2) Include a short, legible, hand written note. Personalize it by wishing the player luck, thanking them for their effort last year and be polite, please and thank you, still go a long way in this world. Also, these athletes aren't your friends. Use the appropriate salutation, i.e Mr. _______
3) DON'T ask to NOT personalize it. It wreaks of, "I am going to sell this on eBay." Let the athlete decide. Better yet, by asking for it personalized, you actually increase your chances of success.
4) Include a SASE. Goes without saying.
5) The soft Ultra-Pro top-loaders, not the standard rigid ones are recommended. They make it easier for the athlete to remove and replace the card than a penny sleeve and top-loader.
Lastly, if you are attending your team's camp in person (IP):
1) Don't be THAT GUY. You know what guy I am talking about. The pushy guy that asks for multiple autographs from the same athlete, EVERY DAY.

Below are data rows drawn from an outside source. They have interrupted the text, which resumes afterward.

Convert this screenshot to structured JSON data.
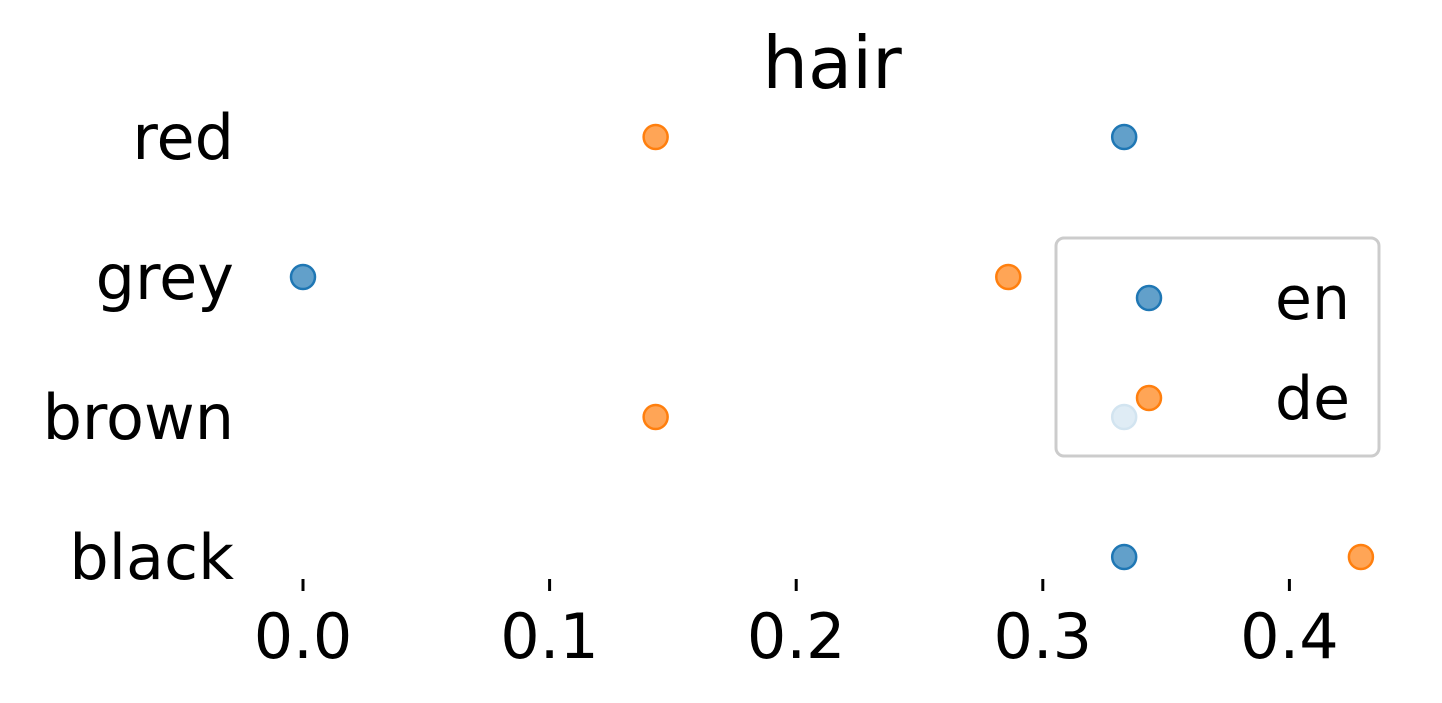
{
  "chart_data": {
    "type": "scatter",
    "title": "hair",
    "xlabel": "",
    "ylabel": "",
    "categories": [
      "black",
      "brown",
      "grey",
      "red"
    ],
    "xlim": [
      -0.0125,
      0.4375
    ],
    "xticks": [
      "0.0",
      "0.1",
      "0.2",
      "0.3",
      "0.4"
    ],
    "grid": false,
    "legend": "right",
    "series": [
      {
        "name": "en",
        "color": "#1f77b4",
        "values": [
          0.333,
          0.333,
          0.0,
          0.333
        ]
      },
      {
        "name": "de",
        "color": "#ff7f0e",
        "values": [
          0.429,
          0.143,
          0.286,
          0.143
        ]
      }
    ]
  }
}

2) Kids first. Period. Yes, an 18- year old is still a kid.
3) Don't ask for multiples and don't ask more than once. Period.
4) If you are getting autos in person, official MLB baseballs are great. You can throw a couple dozen in daypack easily. Shop around, but this is a good price on a dozen.
5) Pen choice. You can't go wrong with a Staedtler.
6) Politeness is even more important in person. Please, thank you and Mr._______
So that's it. Spring Training autograph hunting 101. Good luck and let's hear some of your successes.